Но в то время большинство мужчин еще пребывало в неведении относительно существования лесбийской любви и вряд ли осознавало, что представительницы слабого пола могут быть сексуальными соперниками для них. Женщины считались лишь пассивными восприемниками мужской любви, грубо говоря, любовь без фаллоса таковой не является. Поэтому общество нередко считало эротическое влечение женщин к своему полу всего лишь проявлением романтической дружбы. Такие отношения подпадали под разряд платонических, и им благодушно потакали.

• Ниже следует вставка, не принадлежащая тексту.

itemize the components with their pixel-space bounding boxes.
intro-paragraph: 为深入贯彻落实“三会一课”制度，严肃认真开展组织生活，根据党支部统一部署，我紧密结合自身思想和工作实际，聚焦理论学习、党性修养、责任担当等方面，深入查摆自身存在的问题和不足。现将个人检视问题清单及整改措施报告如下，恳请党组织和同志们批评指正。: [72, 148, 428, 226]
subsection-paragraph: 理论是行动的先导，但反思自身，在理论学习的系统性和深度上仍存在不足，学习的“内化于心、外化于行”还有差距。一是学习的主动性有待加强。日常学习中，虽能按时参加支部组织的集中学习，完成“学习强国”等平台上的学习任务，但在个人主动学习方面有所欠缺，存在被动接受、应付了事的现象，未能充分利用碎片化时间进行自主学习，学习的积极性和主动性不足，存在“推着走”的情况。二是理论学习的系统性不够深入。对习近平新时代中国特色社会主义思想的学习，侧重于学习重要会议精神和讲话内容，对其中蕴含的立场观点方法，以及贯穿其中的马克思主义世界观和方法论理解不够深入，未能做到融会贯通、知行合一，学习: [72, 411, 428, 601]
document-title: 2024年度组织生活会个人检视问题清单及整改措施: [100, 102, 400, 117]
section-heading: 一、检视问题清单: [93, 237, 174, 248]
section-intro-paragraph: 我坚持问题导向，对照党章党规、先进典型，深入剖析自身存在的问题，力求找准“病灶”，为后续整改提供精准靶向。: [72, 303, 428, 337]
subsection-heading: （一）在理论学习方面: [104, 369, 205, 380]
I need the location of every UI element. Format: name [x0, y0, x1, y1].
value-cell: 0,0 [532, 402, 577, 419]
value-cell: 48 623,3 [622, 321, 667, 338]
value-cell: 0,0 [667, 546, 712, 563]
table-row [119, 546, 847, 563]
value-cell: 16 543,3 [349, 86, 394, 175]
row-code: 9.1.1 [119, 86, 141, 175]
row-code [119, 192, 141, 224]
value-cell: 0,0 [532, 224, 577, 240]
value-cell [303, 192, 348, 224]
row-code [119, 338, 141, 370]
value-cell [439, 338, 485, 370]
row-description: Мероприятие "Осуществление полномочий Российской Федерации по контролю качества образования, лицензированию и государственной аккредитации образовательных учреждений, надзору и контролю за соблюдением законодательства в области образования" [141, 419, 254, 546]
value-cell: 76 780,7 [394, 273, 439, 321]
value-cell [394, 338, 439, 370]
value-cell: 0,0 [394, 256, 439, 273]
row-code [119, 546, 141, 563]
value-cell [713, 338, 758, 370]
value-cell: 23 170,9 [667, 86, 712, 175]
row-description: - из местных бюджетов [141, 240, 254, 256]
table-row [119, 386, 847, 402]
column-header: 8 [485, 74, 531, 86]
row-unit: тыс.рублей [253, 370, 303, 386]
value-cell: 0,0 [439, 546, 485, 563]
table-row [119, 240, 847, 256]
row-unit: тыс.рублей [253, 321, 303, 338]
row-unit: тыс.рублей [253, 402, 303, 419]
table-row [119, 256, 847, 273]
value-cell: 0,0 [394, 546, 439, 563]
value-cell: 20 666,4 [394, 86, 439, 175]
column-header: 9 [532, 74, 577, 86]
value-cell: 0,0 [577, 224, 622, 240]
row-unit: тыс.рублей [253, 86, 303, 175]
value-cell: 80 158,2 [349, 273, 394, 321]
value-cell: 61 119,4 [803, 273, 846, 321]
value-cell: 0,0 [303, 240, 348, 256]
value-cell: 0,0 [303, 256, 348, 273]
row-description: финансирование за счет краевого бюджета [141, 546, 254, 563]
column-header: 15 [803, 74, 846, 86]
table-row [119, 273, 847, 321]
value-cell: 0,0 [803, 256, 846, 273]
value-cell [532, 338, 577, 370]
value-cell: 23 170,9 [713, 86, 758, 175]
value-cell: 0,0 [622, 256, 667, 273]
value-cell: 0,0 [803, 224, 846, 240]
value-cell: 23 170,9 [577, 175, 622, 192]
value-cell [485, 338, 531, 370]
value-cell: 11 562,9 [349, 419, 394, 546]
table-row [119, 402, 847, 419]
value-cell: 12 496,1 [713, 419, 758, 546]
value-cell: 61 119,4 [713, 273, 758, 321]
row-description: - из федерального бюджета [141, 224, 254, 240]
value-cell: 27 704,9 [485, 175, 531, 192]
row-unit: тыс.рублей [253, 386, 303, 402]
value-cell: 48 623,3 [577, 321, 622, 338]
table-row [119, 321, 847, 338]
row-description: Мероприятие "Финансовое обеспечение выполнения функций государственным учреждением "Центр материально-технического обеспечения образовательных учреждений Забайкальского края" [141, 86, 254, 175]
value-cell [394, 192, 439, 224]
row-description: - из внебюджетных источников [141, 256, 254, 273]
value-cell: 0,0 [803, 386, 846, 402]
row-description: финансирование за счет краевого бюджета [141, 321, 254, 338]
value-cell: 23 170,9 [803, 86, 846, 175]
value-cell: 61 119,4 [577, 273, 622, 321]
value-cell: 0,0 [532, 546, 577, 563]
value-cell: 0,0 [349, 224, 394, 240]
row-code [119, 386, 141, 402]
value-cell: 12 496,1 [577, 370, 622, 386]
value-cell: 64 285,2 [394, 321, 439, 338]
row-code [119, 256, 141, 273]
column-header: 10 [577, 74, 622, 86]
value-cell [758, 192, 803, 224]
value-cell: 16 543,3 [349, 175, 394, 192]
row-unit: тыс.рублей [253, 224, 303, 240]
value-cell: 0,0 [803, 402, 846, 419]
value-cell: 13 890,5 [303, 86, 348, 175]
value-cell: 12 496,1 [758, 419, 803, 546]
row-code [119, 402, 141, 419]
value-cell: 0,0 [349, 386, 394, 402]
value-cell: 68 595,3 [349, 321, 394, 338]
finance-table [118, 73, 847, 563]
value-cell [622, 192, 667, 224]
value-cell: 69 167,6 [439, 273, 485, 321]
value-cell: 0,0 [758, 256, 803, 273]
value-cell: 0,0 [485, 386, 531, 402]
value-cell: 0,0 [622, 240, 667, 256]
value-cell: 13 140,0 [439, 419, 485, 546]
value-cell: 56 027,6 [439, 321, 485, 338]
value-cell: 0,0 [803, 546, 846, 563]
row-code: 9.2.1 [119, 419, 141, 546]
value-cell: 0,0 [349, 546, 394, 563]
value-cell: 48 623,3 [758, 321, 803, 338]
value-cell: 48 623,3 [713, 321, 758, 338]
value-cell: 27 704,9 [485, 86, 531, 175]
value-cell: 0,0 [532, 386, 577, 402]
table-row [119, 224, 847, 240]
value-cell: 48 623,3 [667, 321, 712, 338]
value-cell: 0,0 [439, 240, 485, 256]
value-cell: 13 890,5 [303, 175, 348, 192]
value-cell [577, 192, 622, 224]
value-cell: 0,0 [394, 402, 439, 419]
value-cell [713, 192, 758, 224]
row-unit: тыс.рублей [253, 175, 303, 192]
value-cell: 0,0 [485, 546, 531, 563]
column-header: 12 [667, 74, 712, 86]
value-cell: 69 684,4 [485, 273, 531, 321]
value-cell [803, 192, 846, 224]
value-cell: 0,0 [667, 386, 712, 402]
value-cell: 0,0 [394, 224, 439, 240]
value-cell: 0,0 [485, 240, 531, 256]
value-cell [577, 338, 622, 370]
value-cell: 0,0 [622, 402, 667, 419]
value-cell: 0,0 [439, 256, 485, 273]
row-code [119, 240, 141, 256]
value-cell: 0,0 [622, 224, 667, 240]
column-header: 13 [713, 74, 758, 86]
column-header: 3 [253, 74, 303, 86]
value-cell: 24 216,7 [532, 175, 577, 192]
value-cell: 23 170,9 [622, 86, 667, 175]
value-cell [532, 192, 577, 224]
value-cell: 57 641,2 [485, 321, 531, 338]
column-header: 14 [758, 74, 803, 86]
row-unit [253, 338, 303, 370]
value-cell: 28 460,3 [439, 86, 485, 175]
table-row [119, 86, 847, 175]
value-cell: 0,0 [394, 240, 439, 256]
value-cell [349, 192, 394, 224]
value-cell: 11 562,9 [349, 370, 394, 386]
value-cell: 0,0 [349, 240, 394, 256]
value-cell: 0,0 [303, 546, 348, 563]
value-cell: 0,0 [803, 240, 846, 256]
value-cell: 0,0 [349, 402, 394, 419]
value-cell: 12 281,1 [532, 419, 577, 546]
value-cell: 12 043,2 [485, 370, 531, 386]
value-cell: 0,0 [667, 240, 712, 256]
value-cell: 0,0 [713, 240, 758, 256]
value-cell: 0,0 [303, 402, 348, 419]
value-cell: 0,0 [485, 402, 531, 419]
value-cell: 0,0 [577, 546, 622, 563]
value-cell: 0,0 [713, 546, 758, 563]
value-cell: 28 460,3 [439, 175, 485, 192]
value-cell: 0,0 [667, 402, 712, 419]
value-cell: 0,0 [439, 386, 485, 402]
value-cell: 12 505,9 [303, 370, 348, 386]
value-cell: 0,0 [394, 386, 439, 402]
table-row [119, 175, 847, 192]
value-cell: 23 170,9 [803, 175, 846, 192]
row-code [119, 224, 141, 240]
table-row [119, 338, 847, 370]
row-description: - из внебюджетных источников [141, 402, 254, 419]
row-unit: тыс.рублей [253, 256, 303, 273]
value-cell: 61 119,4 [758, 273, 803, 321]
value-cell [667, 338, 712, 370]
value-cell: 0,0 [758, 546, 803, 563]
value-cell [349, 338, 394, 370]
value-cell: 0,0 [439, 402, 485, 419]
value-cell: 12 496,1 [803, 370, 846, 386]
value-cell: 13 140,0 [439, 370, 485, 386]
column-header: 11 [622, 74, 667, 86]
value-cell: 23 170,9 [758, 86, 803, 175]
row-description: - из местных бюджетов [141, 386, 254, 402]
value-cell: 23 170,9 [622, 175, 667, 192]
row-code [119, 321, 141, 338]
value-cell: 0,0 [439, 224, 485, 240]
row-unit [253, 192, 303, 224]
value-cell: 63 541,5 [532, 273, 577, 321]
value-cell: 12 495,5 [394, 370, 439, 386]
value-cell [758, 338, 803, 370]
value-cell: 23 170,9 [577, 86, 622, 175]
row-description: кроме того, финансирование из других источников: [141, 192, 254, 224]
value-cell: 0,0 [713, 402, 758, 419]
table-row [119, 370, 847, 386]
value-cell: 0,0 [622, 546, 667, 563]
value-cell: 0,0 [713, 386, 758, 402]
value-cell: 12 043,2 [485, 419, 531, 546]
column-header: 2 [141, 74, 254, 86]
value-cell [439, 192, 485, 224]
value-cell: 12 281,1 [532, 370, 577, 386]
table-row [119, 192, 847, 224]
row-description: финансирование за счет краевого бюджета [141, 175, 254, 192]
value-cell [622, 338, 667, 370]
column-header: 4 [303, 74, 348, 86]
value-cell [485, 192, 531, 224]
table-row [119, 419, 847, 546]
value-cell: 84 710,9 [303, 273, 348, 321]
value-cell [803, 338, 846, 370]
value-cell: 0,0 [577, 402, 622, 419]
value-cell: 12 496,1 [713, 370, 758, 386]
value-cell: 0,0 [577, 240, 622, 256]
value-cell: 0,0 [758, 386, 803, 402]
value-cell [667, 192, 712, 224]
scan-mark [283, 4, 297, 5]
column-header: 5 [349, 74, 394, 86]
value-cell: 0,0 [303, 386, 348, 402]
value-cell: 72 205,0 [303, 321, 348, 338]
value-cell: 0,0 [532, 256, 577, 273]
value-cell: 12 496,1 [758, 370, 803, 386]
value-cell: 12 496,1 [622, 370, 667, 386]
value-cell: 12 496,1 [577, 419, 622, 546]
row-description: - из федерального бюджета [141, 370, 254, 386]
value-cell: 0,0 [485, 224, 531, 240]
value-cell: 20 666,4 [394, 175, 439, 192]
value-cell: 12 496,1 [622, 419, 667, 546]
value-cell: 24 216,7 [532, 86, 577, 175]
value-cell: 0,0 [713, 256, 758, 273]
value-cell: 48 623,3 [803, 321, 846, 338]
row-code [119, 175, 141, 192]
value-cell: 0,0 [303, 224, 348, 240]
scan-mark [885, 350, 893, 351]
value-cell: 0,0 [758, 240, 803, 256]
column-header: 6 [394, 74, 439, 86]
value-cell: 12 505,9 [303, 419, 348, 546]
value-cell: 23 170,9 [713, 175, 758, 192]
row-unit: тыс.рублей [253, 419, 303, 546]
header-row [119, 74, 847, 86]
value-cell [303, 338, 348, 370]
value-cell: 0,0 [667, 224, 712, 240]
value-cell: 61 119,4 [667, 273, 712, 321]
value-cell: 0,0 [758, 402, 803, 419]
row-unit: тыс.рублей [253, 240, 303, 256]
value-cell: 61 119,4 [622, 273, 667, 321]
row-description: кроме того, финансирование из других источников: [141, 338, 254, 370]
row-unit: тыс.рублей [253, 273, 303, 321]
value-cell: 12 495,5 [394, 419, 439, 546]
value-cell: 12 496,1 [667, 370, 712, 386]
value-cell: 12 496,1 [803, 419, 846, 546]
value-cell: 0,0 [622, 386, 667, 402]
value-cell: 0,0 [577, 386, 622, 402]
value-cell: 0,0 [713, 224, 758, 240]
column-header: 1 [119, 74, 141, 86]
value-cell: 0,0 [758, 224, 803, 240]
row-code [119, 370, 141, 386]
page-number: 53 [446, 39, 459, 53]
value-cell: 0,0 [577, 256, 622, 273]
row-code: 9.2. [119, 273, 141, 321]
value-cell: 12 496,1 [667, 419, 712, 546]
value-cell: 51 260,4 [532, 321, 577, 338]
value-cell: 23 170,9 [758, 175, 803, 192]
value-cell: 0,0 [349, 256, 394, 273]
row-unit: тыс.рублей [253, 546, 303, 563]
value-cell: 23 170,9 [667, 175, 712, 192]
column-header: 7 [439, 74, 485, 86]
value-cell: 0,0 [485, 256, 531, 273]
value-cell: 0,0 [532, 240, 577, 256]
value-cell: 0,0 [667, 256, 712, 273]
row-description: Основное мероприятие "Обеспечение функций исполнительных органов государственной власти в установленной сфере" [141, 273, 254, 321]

Отсюда при том, что лорд Галифакс называл «страстной близостью» и «великими привязанностями», для женщин считалось совершенно пристойным при обращении друг к другу выказывать такие проявления нежности, которые ныне считались бы приемлемыми лишь между любовниками. Например, когда леди Шафтсбери в 1683 году направила письмо своей подруге Рейчел Расселл, она подписала его «непредставляемо страстно любящая твоя». Отмечают также, что Анна была не единственным партнером Сары по переписке, обращавшимся к ней со страстными словами. Например, леди Сандерленд изливала свои чувства в таких словах: «Я страстно желаю обнять тебя… я люблю тебя так, что сие невозможно выразить». В другом письме она заверяет Сару, что та не может вообразить, «как полно мое сердце любовью и нежностью к тебе… Я навечно и навечно твоя, моя дражайшая, с сердцем бурлящим, нежным и искренним».